SELEBI-PHIKWE: Passionate about embroidery and screen-printing, young Alfred Sebolao took a leap of faith when he quit his job to utilise the Youth Development Fund (YDF) to set up his own business.
Sebolao who runs an embroidery and screen-printing business, Pad Lock, in Selebi-Phikwe explained to The Monitor that he has worked for All Kasi for quite sometime where picked up some useful skills for his business.
He said the work experience has also significantly assisted in identifying his passion of working with his hands in clothes branding. Last year, Sebolao said he received funding from the Ministry of Youth, Sport and Culture.
This helped him start up a business that four months later, was doing pretty well in the market. He explained that his target market is broad - parastatals, government and private organisations as well as individuals residing in Selebi-Phikwe and its surrounding villages.
In addition, he attributed the success of his business to his aggressive marketing strategies on platforms such as Facebook.

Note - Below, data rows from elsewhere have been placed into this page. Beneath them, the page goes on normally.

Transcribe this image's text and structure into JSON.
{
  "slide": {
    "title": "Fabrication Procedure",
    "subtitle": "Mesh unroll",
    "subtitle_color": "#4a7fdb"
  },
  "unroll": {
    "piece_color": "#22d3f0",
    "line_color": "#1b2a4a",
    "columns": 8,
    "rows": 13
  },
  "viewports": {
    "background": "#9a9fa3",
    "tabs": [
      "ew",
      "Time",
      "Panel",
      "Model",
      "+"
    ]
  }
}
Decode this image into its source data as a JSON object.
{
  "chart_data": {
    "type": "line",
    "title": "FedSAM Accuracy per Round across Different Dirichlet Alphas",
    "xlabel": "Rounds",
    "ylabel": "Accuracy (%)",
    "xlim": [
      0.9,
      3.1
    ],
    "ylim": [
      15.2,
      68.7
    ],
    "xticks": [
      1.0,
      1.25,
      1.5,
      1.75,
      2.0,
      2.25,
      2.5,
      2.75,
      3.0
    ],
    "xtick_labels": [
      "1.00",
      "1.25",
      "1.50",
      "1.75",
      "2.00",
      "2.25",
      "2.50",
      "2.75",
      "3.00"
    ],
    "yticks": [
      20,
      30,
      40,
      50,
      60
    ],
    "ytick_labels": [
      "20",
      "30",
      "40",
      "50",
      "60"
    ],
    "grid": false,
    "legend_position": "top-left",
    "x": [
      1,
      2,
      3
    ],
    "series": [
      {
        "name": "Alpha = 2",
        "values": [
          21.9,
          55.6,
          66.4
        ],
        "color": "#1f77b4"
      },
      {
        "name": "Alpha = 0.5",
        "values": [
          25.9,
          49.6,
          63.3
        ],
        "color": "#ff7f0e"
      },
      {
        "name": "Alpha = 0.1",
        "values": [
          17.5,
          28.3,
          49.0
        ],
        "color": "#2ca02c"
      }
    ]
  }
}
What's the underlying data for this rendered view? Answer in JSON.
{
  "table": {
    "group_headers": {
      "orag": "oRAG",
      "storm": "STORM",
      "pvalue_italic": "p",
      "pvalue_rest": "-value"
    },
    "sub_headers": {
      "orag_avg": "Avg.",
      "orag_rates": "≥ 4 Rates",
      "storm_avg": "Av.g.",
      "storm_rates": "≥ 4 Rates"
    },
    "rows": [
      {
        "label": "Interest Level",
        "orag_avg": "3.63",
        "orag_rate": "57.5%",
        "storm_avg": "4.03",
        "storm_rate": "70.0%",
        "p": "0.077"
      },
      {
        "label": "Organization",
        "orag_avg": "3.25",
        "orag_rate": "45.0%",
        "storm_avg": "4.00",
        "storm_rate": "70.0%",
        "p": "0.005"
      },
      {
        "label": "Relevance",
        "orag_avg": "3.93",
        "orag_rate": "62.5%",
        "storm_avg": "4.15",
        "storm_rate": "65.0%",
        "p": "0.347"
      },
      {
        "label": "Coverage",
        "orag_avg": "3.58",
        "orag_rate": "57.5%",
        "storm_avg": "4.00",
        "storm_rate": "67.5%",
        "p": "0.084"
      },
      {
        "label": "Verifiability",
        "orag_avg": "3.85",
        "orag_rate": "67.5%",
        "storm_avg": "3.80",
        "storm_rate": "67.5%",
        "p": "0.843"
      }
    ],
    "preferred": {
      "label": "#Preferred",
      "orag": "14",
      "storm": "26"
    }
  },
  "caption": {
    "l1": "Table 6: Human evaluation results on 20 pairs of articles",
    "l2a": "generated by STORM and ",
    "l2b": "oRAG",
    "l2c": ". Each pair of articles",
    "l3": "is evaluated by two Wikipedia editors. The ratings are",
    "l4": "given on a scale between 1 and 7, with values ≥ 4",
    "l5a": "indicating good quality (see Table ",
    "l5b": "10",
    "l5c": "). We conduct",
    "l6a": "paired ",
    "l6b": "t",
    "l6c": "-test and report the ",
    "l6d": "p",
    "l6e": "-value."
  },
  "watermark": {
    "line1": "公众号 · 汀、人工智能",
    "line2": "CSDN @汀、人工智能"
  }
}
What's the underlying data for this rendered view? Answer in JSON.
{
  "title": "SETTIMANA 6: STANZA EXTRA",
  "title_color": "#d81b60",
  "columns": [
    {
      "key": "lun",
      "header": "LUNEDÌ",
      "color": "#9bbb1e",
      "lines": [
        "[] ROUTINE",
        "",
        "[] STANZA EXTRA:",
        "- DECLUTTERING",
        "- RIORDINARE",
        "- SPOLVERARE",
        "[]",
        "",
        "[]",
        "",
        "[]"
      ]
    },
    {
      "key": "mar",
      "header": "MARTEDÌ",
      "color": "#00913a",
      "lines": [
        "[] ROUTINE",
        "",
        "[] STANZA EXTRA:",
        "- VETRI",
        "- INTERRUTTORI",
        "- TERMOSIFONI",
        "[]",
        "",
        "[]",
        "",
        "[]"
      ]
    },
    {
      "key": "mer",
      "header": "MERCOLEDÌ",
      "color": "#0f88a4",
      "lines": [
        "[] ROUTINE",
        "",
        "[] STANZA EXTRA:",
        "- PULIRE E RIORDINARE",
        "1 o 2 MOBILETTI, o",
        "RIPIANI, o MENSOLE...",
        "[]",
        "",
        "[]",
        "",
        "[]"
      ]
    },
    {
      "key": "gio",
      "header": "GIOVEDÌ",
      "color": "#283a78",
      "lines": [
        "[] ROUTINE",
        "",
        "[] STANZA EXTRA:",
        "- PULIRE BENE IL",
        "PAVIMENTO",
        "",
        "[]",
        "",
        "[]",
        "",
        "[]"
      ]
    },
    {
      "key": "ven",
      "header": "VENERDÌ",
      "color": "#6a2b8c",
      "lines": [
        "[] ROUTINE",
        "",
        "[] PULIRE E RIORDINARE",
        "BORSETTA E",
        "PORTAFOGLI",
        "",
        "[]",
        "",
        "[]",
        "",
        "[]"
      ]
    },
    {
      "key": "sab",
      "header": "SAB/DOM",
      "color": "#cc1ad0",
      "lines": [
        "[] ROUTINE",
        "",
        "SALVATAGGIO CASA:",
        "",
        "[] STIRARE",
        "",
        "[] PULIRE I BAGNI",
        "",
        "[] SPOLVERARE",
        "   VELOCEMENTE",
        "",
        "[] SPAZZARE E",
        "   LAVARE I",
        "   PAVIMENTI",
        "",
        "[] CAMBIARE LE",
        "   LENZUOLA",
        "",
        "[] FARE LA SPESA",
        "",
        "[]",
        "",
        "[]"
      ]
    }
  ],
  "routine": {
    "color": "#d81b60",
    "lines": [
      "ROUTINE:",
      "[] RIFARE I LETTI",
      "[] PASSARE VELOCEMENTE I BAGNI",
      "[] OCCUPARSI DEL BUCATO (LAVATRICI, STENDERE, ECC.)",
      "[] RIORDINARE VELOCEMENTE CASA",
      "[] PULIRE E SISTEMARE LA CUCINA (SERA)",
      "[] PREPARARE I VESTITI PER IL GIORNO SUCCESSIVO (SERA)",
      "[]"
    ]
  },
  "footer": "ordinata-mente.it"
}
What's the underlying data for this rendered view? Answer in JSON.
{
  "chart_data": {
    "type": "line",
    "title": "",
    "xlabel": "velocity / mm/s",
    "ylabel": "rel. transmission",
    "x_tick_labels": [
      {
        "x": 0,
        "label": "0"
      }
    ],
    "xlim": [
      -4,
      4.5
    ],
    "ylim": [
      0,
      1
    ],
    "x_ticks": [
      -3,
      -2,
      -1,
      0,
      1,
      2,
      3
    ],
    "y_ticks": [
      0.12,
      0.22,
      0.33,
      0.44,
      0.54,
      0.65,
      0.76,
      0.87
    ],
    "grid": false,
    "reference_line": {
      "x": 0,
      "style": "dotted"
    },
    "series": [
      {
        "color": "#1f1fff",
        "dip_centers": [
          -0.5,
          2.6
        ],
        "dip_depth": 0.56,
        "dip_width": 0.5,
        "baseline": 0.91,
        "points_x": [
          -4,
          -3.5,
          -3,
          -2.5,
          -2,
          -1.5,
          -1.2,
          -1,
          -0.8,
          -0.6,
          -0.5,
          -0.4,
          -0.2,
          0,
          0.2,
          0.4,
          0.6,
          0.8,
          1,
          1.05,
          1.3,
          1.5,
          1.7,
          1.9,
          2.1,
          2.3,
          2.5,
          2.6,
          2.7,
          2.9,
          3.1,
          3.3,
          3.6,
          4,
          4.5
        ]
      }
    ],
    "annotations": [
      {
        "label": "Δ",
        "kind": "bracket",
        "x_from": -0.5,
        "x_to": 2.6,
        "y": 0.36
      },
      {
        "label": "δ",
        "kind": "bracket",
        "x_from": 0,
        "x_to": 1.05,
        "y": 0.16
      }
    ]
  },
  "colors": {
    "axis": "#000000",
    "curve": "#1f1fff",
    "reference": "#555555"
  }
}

He also noted that being known by the town’s residents as an embroidery and screen-printing guru has also helped to attract a good number of clients.
“I also use a different production machine to create digitalised styles of branding to make my products unique from my competitors,” Sebolao said.
Furthermore, Sebolao pointed out that he is currently faced with a challenge of the production machine capacity,
He noted with concern that the current crisis at BCL mine has negatively affected his business, as it has stopped his supply to an agent who worked for the mine.
He applauded the recent announcement by youth minister, Thapelo Olopeng at the Youth Business Expo that his ministry has decided to re-finance successful youth-owned businesses that were financed through the YDF in a bid to grow them.
Sebolao indicated that the re-financing would enable him to buy a new production machine with a larger capacity to cater for all orders, adding that he plans to hire three more employees to add to the one assistant he currently has.
“In five years, I would like to see my business having expanded to other towns like Gaborone, Francistown and Jwaneng,” he said.
Meanwhile, the youth entrepreneur implored peer business operators, especially those struggling to penetrate the market to be patient and make thorough research on why their businesses are not doing well so that they could come up with effective marketing strategies to beat the competition.